The following files are also used in building the module library:

makefuns.awk

this awk program is used to produce individual C files with names like O_xxx.c each containing a single function definition and then call the cc compiler to produce a single output file. This enables the loader to only load those routines that are actually needed when the library is loaded.

pseudo.r

this file is like the incalls.r file produced by the parser but is built by hand and handles the pseudo EM instructions. It is also processed by makefuns.awk.

6. Miscellaneous Issues

The output, pattern and backup queues are maintained in fixed length array, OO_buffer allocated of size MAXBUFFER (a constant declared in nopt.h) at run time. It consists of an array of the e_instr data structure used by the READ_EM(3) module. At any time the pointers OO_patternqueue and OO_nxtpatt point to the beginning and end of the current pattern prefix that corresponds to the current state. Any instructions on the backup queue are between OO_nxtpatt and OO_endbackup. If there are no instructions on the backup queue then OO_endbackup will be 0 (zero). The size of the replacement queue is set to the length of the maximum replacement length by the tables output by the parser.

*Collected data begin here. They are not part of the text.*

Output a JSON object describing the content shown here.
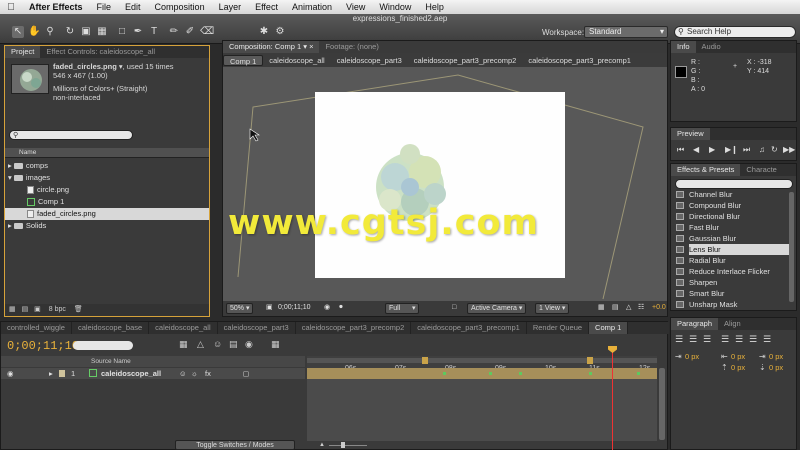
{
  "menubar": {
    "apple": "",
    "app": "After Effects",
    "items": [
      "File",
      "Edit",
      "Composition",
      "Layer",
      "Effect",
      "Animation",
      "View",
      "Window",
      "Help"
    ]
  },
  "window": {
    "title": "expressions_finished2.aep"
  },
  "toolbar": {
    "workspace_label": "Workspace:",
    "workspace_value": "Standard",
    "search_help": "Search Help"
  },
  "project_panel": {
    "tabs": [
      "Project",
      "Effect Controls: caleidoscope_all"
    ],
    "item_name": "faded_circles.png",
    "item_used": ", used 15 times",
    "item_size": "546 x 467 (1.00)",
    "item_color": "Millions of Colors+ (Straight)",
    "item_interlace": "non-interlaced",
    "column_name": "Name",
    "rows": [
      {
        "name": "comps",
        "type": "folder"
      },
      {
        "name": "images",
        "type": "folder"
      },
      {
        "name": "circle.png",
        "type": "file"
      },
      {
        "name": "Comp 1",
        "type": "comp"
      },
      {
        "name": "faded_circles.png",
        "type": "file"
      },
      {
        "name": "Solids",
        "type": "folder"
      }
    ],
    "bpc": "8 bpc"
  },
  "comp_panel": {
    "tabs": [
      "Composition: Comp 1",
      "Footage: (none)"
    ],
    "breadcrumbs": [
      "Comp 1",
      "caleidoscope_all",
      "caleidoscope_part3",
      "caleidoscope_part3_precomp2",
      "caleidoscope_part3_precomp1"
    ],
    "zoom": "50%",
    "timecode": "0;00;11;10",
    "resolution": "Full",
    "camera": "Active Camera",
    "views": "1 View",
    "offset": "+0.0"
  },
  "watermark": "www.cgtsj.com",
  "info_panel": {
    "tabs": [
      "Info",
      "Audio"
    ],
    "r": "R :",
    "g": "G :",
    "b": "B :",
    "a": "A : 0",
    "x": "X : -318",
    "y": "Y : 414"
  },
  "preview_panel": {
    "tab": "Preview"
  },
  "effects_panel": {
    "tabs": [
      "Effects & Presets",
      "Characte"
    ],
    "items": [
      "Channel Blur",
      "Compound Blur",
      "Directional Blur",
      "Fast Blur",
      "Gaussian Blur",
      "Lens Blur",
      "Radial Blur",
      "Reduce Interlace Flicker",
      "Sharpen",
      "Smart Blur",
      "Unsharp Mask"
    ],
    "selected": "Lens Blur"
  },
  "timeline": {
    "tabs": [
      "controlled_wiggle",
      "caleidoscope_base",
      "caleidoscope_all",
      "caleidoscope_part3",
      "caleidoscope_part3_precomp2",
      "caleidoscope_part3_precomp1",
      "Render Queue",
      "Comp 1"
    ],
    "active_tab": "Comp 1",
    "timecode": "0;00;11;10",
    "source_name_header": "Source Name",
    "layer_number": "1",
    "layer_name": "caleidoscope_all",
    "ruler": [
      "06s",
      "07s",
      "08s",
      "09s",
      "10s",
      "11s",
      "12s"
    ],
    "toggle_button": "Toggle Switches / Modes"
  },
  "paragraph_panel": {
    "tabs": [
      "Paragraph",
      "Align"
    ],
    "values": [
      "0 px",
      "0 px",
      "0 px",
      "0 px",
      "0 px"
    ]
  }
}
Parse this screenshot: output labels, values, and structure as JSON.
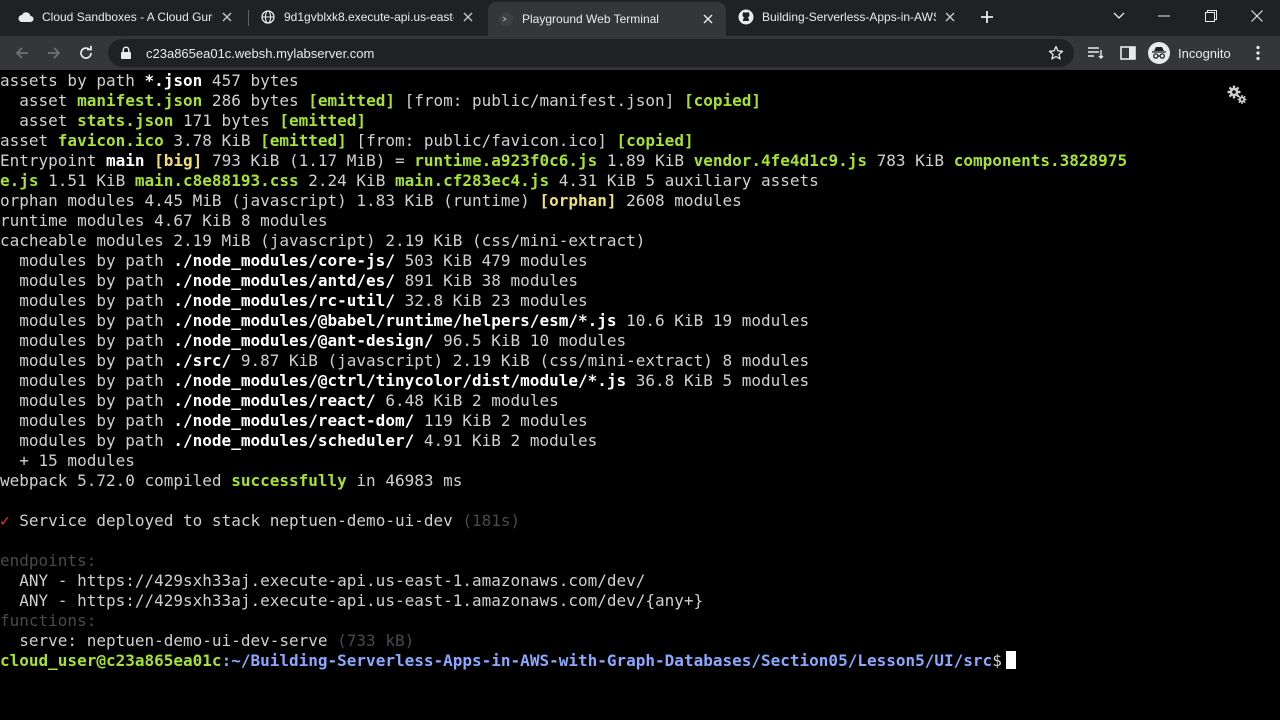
{
  "tabs": [
    {
      "title": "Cloud Sandboxes - A Cloud Guru",
      "icon": "cloud-icon"
    },
    {
      "title": "9d1gvblxk8.execute-api.us-east-1",
      "icon": "globe-icon"
    },
    {
      "title": "Playground Web Terminal",
      "icon": "terminal-icon"
    },
    {
      "title": "Building-Serverless-Apps-in-AWS",
      "icon": "github-icon"
    }
  ],
  "toolbar": {
    "url": "c23a865ea01c.websh.mylabserver.com",
    "incognito_label": "Incognito"
  },
  "terminal": {
    "lines": [
      [
        [
          "d",
          "assets by path "
        ],
        [
          "w",
          "*.json"
        ],
        [
          "d",
          " 457 bytes"
        ]
      ],
      [
        [
          "d",
          "  asset "
        ],
        [
          "g",
          "manifest.json"
        ],
        [
          "d",
          " 286 bytes "
        ],
        [
          "g",
          "[emitted]"
        ],
        [
          "d",
          " [from: public/manifest.json] "
        ],
        [
          "g",
          "[copied]"
        ]
      ],
      [
        [
          "d",
          "  asset "
        ],
        [
          "g",
          "stats.json"
        ],
        [
          "d",
          " 171 bytes "
        ],
        [
          "g",
          "[emitted]"
        ]
      ],
      [
        [
          "d",
          "asset "
        ],
        [
          "g",
          "favicon.ico"
        ],
        [
          "d",
          " 3.78 KiB "
        ],
        [
          "g",
          "[emitted]"
        ],
        [
          "d",
          " [from: public/favicon.ico] "
        ],
        [
          "g",
          "[copied]"
        ]
      ],
      [
        [
          "d",
          "Entrypoint "
        ],
        [
          "w",
          "main"
        ],
        [
          "d",
          " "
        ],
        [
          "y",
          "[big]"
        ],
        [
          "d",
          " 793 KiB (1.17 MiB) = "
        ],
        [
          "g",
          "runtime.a923f0c6.js"
        ],
        [
          "d",
          " 1.89 KiB "
        ],
        [
          "g",
          "vendor.4fe4d1c9.js"
        ],
        [
          "d",
          " 783 KiB "
        ],
        [
          "g",
          "components.3828975"
        ]
      ],
      [
        [
          "g",
          "e.js"
        ],
        [
          "d",
          " 1.51 KiB "
        ],
        [
          "g",
          "main.c8e88193.css"
        ],
        [
          "d",
          " 2.24 KiB "
        ],
        [
          "g",
          "main.cf283ec4.js"
        ],
        [
          "d",
          " 4.31 KiB 5 auxiliary assets"
        ]
      ],
      [
        [
          "d",
          "orphan modules 4.45 MiB (javascript) 1.83 KiB (runtime) "
        ],
        [
          "y",
          "[orphan]"
        ],
        [
          "d",
          " 2608 modules"
        ]
      ],
      [
        [
          "d",
          "runtime modules 4.67 KiB 8 modules"
        ]
      ],
      [
        [
          "d",
          "cacheable modules 2.19 MiB (javascript) 2.19 KiB (css/mini-extract)"
        ]
      ],
      [
        [
          "d",
          "  modules by path "
        ],
        [
          "w",
          "./node_modules/core-js/"
        ],
        [
          "d",
          " 503 KiB 479 modules"
        ]
      ],
      [
        [
          "d",
          "  modules by path "
        ],
        [
          "w",
          "./node_modules/antd/es/"
        ],
        [
          "d",
          " 891 KiB 38 modules"
        ]
      ],
      [
        [
          "d",
          "  modules by path "
        ],
        [
          "w",
          "./node_modules/rc-util/"
        ],
        [
          "d",
          " 32.8 KiB 23 modules"
        ]
      ],
      [
        [
          "d",
          "  modules by path "
        ],
        [
          "w",
          "./node_modules/@babel/runtime/helpers/esm/*.js"
        ],
        [
          "d",
          " 10.6 KiB 19 modules"
        ]
      ],
      [
        [
          "d",
          "  modules by path "
        ],
        [
          "w",
          "./node_modules/@ant-design/"
        ],
        [
          "d",
          " 96.5 KiB 10 modules"
        ]
      ],
      [
        [
          "d",
          "  modules by path "
        ],
        [
          "w",
          "./src/"
        ],
        [
          "d",
          " 9.87 KiB (javascript) 2.19 KiB (css/mini-extract) 8 modules"
        ]
      ],
      [
        [
          "d",
          "  modules by path "
        ],
        [
          "w",
          "./node_modules/@ctrl/tinycolor/dist/module/*.js"
        ],
        [
          "d",
          " 36.8 KiB 5 modules"
        ]
      ],
      [
        [
          "d",
          "  modules by path "
        ],
        [
          "w",
          "./node_modules/react/"
        ],
        [
          "d",
          " 6.48 KiB 2 modules"
        ]
      ],
      [
        [
          "d",
          "  modules by path "
        ],
        [
          "w",
          "./node_modules/react-dom/"
        ],
        [
          "d",
          " 119 KiB 2 modules"
        ]
      ],
      [
        [
          "d",
          "  modules by path "
        ],
        [
          "w",
          "./node_modules/scheduler/"
        ],
        [
          "d",
          " 4.91 KiB 2 modules"
        ]
      ],
      [
        [
          "d",
          "  + 15 modules"
        ]
      ],
      [
        [
          "d",
          "webpack 5.72.0 compiled "
        ],
        [
          "g",
          "successfully"
        ],
        [
          "d",
          " in 46983 ms"
        ]
      ],
      [],
      [
        [
          "r",
          "✓"
        ],
        [
          "d",
          " Service deployed to stack neptuen-demo-ui-dev "
        ],
        [
          "x",
          "(181s)"
        ]
      ],
      [],
      [
        [
          "x",
          "endpoints:"
        ]
      ],
      [
        [
          "d",
          "  ANY - https://429sxh33aj.execute-api.us-east-1.amazonaws.com/dev/"
        ]
      ],
      [
        [
          "d",
          "  ANY - https://429sxh33aj.execute-api.us-east-1.amazonaws.com/dev/{any+}"
        ]
      ],
      [
        [
          "x",
          "functions:"
        ]
      ],
      [
        [
          "d",
          "  serve: neptuen-demo-ui-dev-serve "
        ],
        [
          "x",
          "(733 kB)"
        ]
      ]
    ],
    "prompt_user": "cloud_user@c23a865ea01c",
    "prompt_path": ":~/Building-Serverless-Apps-in-AWS-with-Graph-Databases/Section05/Lesson5/UI/src",
    "prompt_symbol": "$"
  }
}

The fixed size of the buffer causes no difficulty in practice and can only result in some potential optimizations being missed. When space for a new instruction is required and the buffer is full the routine OO_halfflush is called to flush half the buffer and move all the data structures left. It should be noted that it is not possible to statically determine the maximum possible size for these queues as they need to be unbounded in the worst case. A study of the rule

inc dec :

with the input consisting of N inc and then N dec instructions requires an output queue length of N-1 to find all possible replacements.